Country | IndustryCode | US1 | US2 | US3 | Canada1 | Canada2 | Canada3 | China1 | China2 | China3 | ... | Csum1 | Csum2 | Csum3
US | 1 | 1 | 4 | 10 | 3 | 4 | 1 | 3 | 1 | 3 | ... | 6 | 5 | 4
US | 2 | 1 | 4 | 10 | 3 | 4 | 1 | 3 | 1 | 3 | ... | 6 | 5 | 4
US | 3 | 1 | 4 | 10 | 3 | 4 | 1 | 3 | 1 | 3 | ... | 6 | 5 | 4
Canada | 1 | 1 | 4 | 10 | 3 | 4 | 1 | 3 | 1 | 3 | ... | 6 | 5 | 4
Canada | 2 | 1 | 4 | 10 | 3 | 4 | 1 | 3 | 1 | 3 | ... | 6 | 5 | 4
Canada | 3 | 1 | 4 | 10 | 3 | 4 | 1 | 3 | 1 | 3 | ... | 6 | 5 | 4
China | 1 | 1 | 4 | 10 | 3 | 4 | 1 | 3 | 1 | 3 | ... | 6 | 5 | 4
China | 2 | 1 | 4 | 10 | 3 | 4 | 1 | 3 | 1 | 3 | ... | 6 | 5 | 4
China | 3 | 1 | 4 | 10 | 3 | 4 | 1 | 3 | 1 | 3 | ... | 6 | 5 | 4
... | ... | .. | .. | .. | .. | .. | .. | .. | .. | .. | ... | 6 | 5 | 4

To do this, I thought that I should first create the additional columns in the dataset for each industry using for loop.

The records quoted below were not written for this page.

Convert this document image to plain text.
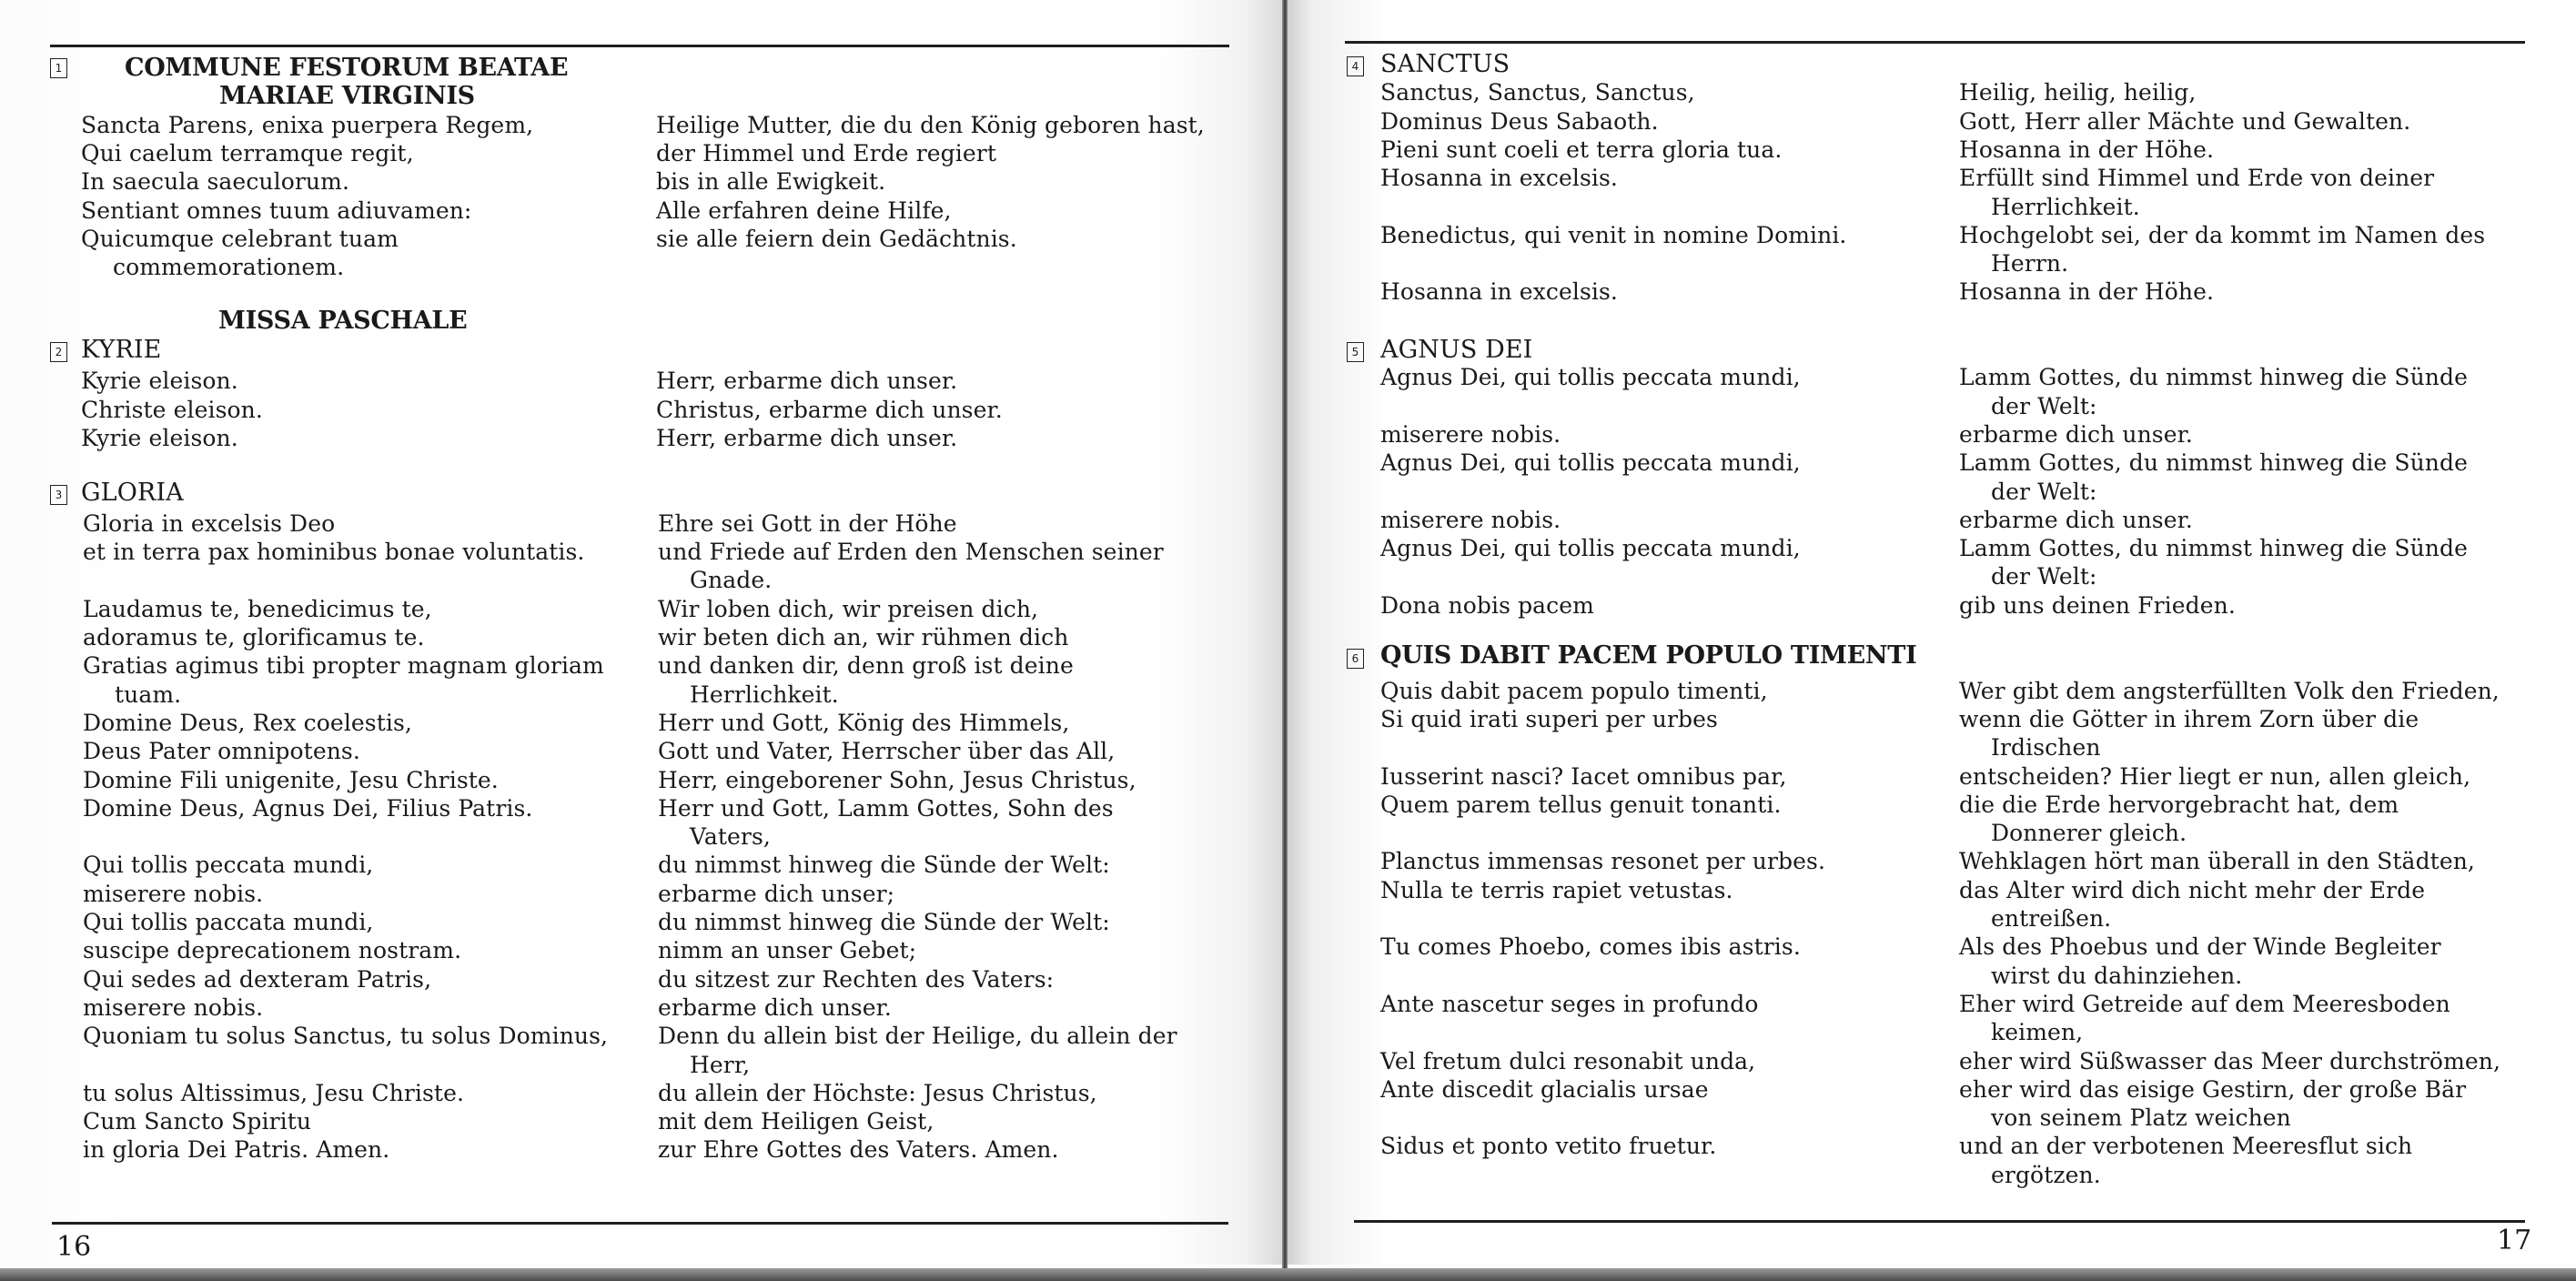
1	COMMUNE FESTORUM BEATAE
MARIAE VIRGINIS
Sancta Parens, enixa puerpera Regem,
Qui caelum terramque regit,
In saecula saeculorum.
Sentiant omnes tuum adiuvamen:
Quicumque celebrant tuam
commemorationem.
Heilige Mutter, die du den König geboren hast,
der Himmel und Erde regiert
bis in alle Ewigkeit.
Alle erfahren deine Hilfe,
sie alle feiern dein Gedächtnis.
MISSA PASCHALE
2 KYRIE
Kyrie eleison.
Christe eleison.
Kyrie eleison.
Herr, erbarme dich unser.
Christus, erbarme dich unser.
Herr, erbarme dich unser.
3 GLORIA
Gloria in excelsis Deo
et in terra pax hominibus bonae voluntatis.
Laudamus te, benedicimus te,
adoramus te, glorificamus te.
Gratias agimus tibi propter magnam gloriam
tuam.
Domine Deus, Rex coelestis,
Deus Pater omnipotens.
Domine Fili unigenite, Jesu Christe.
Domine Deus, Agnus Dei, Filius Patris.
Qui tollis peccata mundi,
miserere nobis.
Qui tollis paccata mundi,
suscipe deprecationem nostram.
Qui sedes ad dexteram Patris,
miserere nobis.
Quoniam tu solus Sanctus, tu solus Dominus,
tu solus Altissimus, Jesu Christe.
Cum Sancto Spiritu
in gloria Dei Patris. Amen.
Ehre sei Gott in der Höhe
und Friede auf Erden den Menschen seiner
Gnade.
Wir loben dich, wir preisen dich,
wir beten dich an, wir rühmen dich
und danken dir, denn groß ist deine
Herrlichkeit.
Herr und Gott, König des Himmels,
Gott und Vater, Herrscher über das All,
Herr, eingeborener Sohn, Jesus Christus,
Herr und Gott, Lamm Gottes, Sohn des
Vaters,
du nimmst hinweg die Sünde der Welt:
erbarme dich unser;
du nimmst hinweg die Sünde der Welt:
nimm an unser Gebet;
du sitzest zur Rechten des Vaters:
erbarme dich unser.
Denn du allein bist der Heilige, du allein der
Herr,
du allein der Höchste: Jesus Christus,
mit dem Heiligen Geist,
zur Ehre Gottes des Vaters. Amen.
16
4 SANCTUS
Sanctus, Sanctus, Sanctus,
Dominus Deus Sabaoth.
Pieni sunt coeli et terra gloria tua.
Hosanna in excelsis.
Benedictus, qui venit in nomine Domini.
Hosanna in excelsis.
Heilig, heilig, heilig,
Gott, Herr aller Mächte und Gewalten.
Hosanna in der Höhe.
Erfüllt sind Himmel und Erde von deiner
Herrlichkeit.
Hochgelobt sei, der da kommt im Namen des
Herrn.
Hosanna in der Höhe.
5 AGNUS DEI
Agnus Dei, qui tollis peccata mundi,
miserere nobis.
Agnus Dei, qui tollis peccata mundi,
miserere nobis.
Agnus Dei, qui tollis peccata mundi,
Dona nobis pacem
Lamm Gottes, du nimmst hinweg die Sünde
der Welt:
erbarme dich unser.
Lamm Gottes, du nimmst hinweg die Sünde
der Welt:
erbarme dich unser.
Lamm Gottes, du nimmst hinweg die Sünde
der Welt:
gib uns deinen Frieden.
6 QUIS DABIT PACEM POPULO TIMENTI
Quis dabit pacem populo timenti,
Si quid irati superi per urbes
Iusserint nasci? Iacet omnibus par,
Quem parem tellus genuit tonanti.
Planctus immensas resonet per urbes.
Nulla te terris rapiet vetustas.
Tu comes Phoebo, comes ibis astris.
Ante nascetur seges in profundo
Vel fretum dulci resonabit unda,
Ante discedit glacialis ursae
Sidus et ponto vetito fruetur.
Wer gibt dem angsterfüllten Volk den Frieden,
wenn die Götter in ihrem Zorn über die
Irdischen
entscheiden? Hier liegt er nun, allen gleich,
die die Erde hervorgebracht hat, dem
Donnerer gleich.
Wehklagen hört man überall in den Städten,
das Alter wird dich nicht mehr der Erde
entreißen.
Als des Phoebus und der Winde Begleiter
wirst du dahinziehen.
Eher wird Getreide auf dem Meeresboden
keimen,
eher wird Süßwasser das Meer durchströmen,
eher wird das eisige Gestirn, der große Bär
von seinem Platz weichen
und an der verbotenen Meeresflut sich
ergötzen.
17
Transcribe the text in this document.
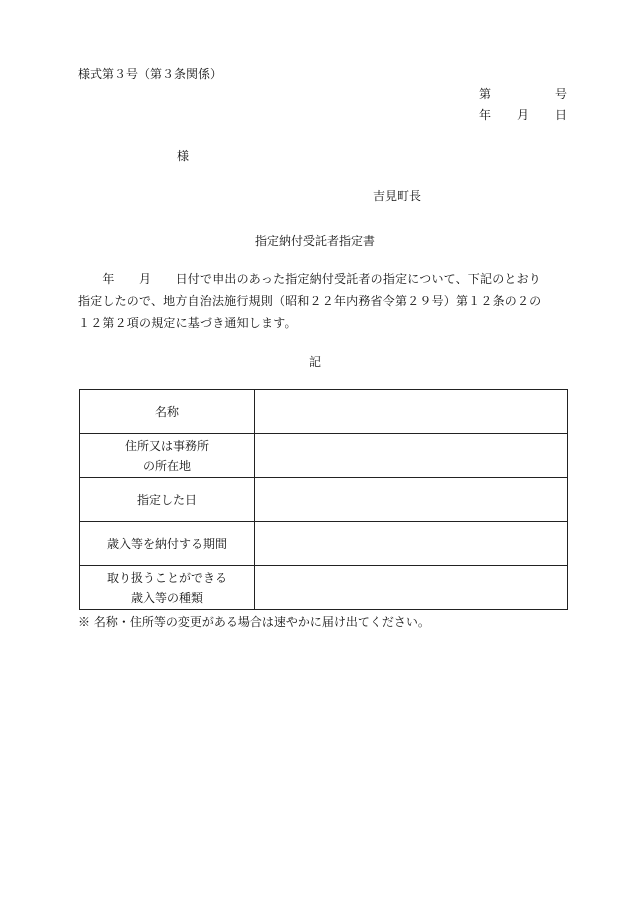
様式第３号（第３条関係）
第	号
年 月 日
様
吉見町長
指定納付受託者指定書
　　年　　月　　日付で申出のあった指定納付受託者の指定について、下記のとおり
指定したので、地方自治法施行規則（昭和２２年内務省令第２９号）第１２条の２の
１２第２項の規定に基づき通知します。
記
名称	

住所又は事務所
の所在地	

指定した日	

歳入等を納付する期間	

取り扱うことができる
歳入等の種類	

※ 名称・住所等の変更がある場合は速やかに届け出てください。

Then, I would add another loop in this look to check if each column's label contains the China or Canada.
for x in rance(1,4):
    locals()[df["Csum"+str(x)]] = 0
    for y in [US Canada China]:
        #I was not sure how I can approach this part...
Could anyone give me an advice as to how I can approach this issue? Thank you in advance for your help!